The co-producers of a film must apply to their respective competent authorities in order for the film to be granted approved co-production status. In the UK, qualification is assessed by the BFI and in China by the China Film Co-Production Corporation. The criteria by which these authorities will assess an application are set out in the Annex to the Treaty. Some of the key requirements to be aware of are as follows:

  • Co-producer relationship:
    • The Treaty contains a list of issues which should be addressed in the film’s co-production contract. Whilst some of these mirror provisions required by other UK co-production treaties, the Treaty has a more detailed set of requirements including provisions dealing with: non-fulfillment of obligations; production overages; export prohibitions; distribution and exploitation rights; and amendment procedures.
    • All work on the film (including post-production) must be carried out either in the UK or China, although exceptions can be made for script requirements. The division between UK and China should reflect the respective financial contributions of the co-producers.
  • Financial contributions:
    • In line with most of the UK’s other co-production treaties, each co-producer should contribute not less than 20% and not more than 80% of the total production cost. Co-producers may be granted special dispensation to vary these figures for a project but only within a maximum ratio of 10:90.
    • Separately, the Treaty does allow “finance-only co-producers” but such a co-producer must be making a minority contribution only which, depending on the circumstances, should equate to not more than 25% and not less than 10% of the total production cost.
    • Non-party co-producers (i.e. additional co-producers from a state which doesn’t have any co-production treaty in place with UK or China) are permitted under the Treaty but their contribution must be not less than 10% and not more than 20% of the total production cost.
  • Content:
    • At least 90% of footage must be specially shot for the film. Although this limit may be varied by the competent authorities, there is no express exception for documentaries, as in many of the UK’s other co-production treaties.
    • The language of the film must be either English or Chinese and the film must be subtitled or dubbed into English or Chinese as applicable.

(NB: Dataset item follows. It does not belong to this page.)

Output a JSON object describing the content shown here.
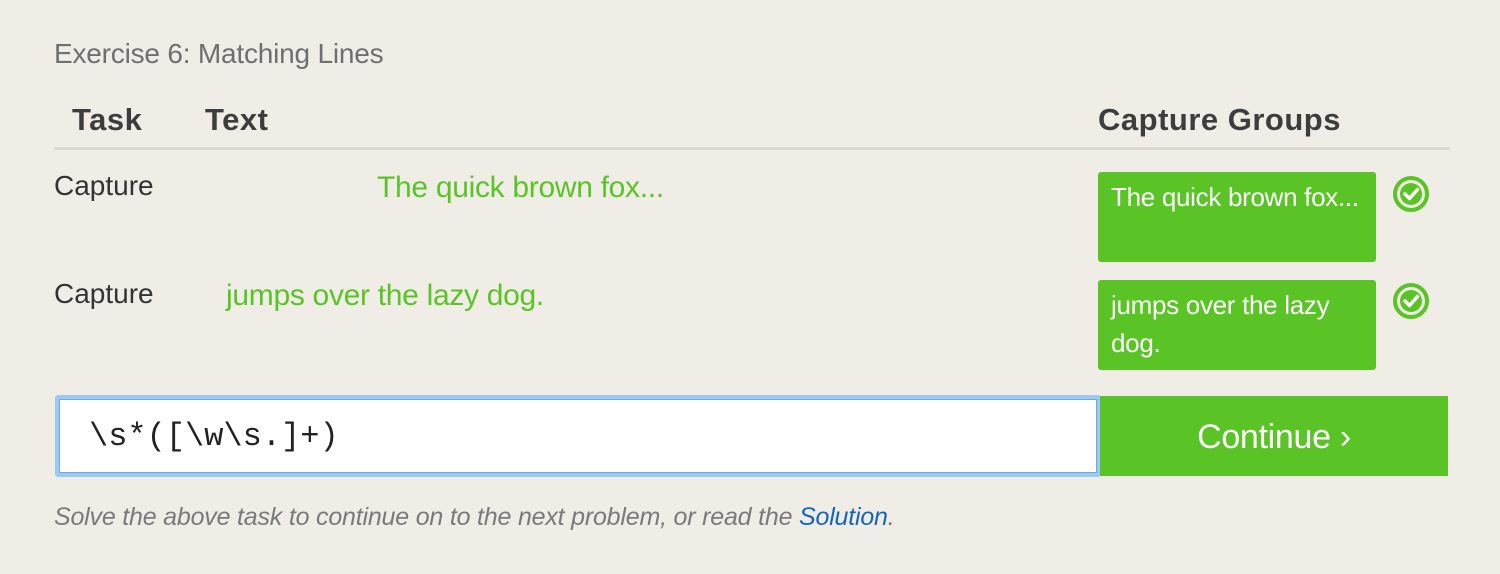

Potential benefits of the Treaty

The Treaty provides several strategic benefits for qualifying films. While the UK Government and BFI have emphasised the importance in enhancing Sino-British cultural relations through film, co-producers are most likely to be interested in the following potential benefits:

  • Exemption from China quota system – China’s state-controlled quota system only permits the release of 34 foreign films each year. It has proved difficult for UK-produced films to compete with the big-budget Hollywood films for these coveted spots and so British films have struggled to gain access to the lucrative Chinese market in the past. However, qualifying co-productions will be treated as being a ‘domestic film’ in China, meaning that such films will not be subject to the foreign-film quota.
  • Financial benefits – qualifying films will also be classified as “domestic films” in the UK, meaning that they will be able to benefit from UK film tax relief as well as support from the BFI film fund and other lottery-funded screen agencies.

Practical considerations

Whilst the potential benefits for qualifying films are undeniably attractive, it is likely there will still be practical issues facing UK producers. For example, it is generally more difficult to convert Chinese Renminbi into British Pound Sterling than other more commonly used currencies, and co-producers may therefore need to agree that all Renminbi in the budget are spent locally by the Chinese co-producer. A foreign exchange hedging agreement may also need to be put in place to protect against any foreign currency exchange risk. There may be separate production considerations too, such as the need to acquire additional production insurance cover for China. Even where such issues are navigated, UK producers need to be wary of censorship and certification issues which have affected U.S. films in China in recent years. Given the likely lack of experience in dealing with China and significant cultural differences, UK co-producers may have to lean heavily on their Chinese counterparts for on-the-ground matters in China.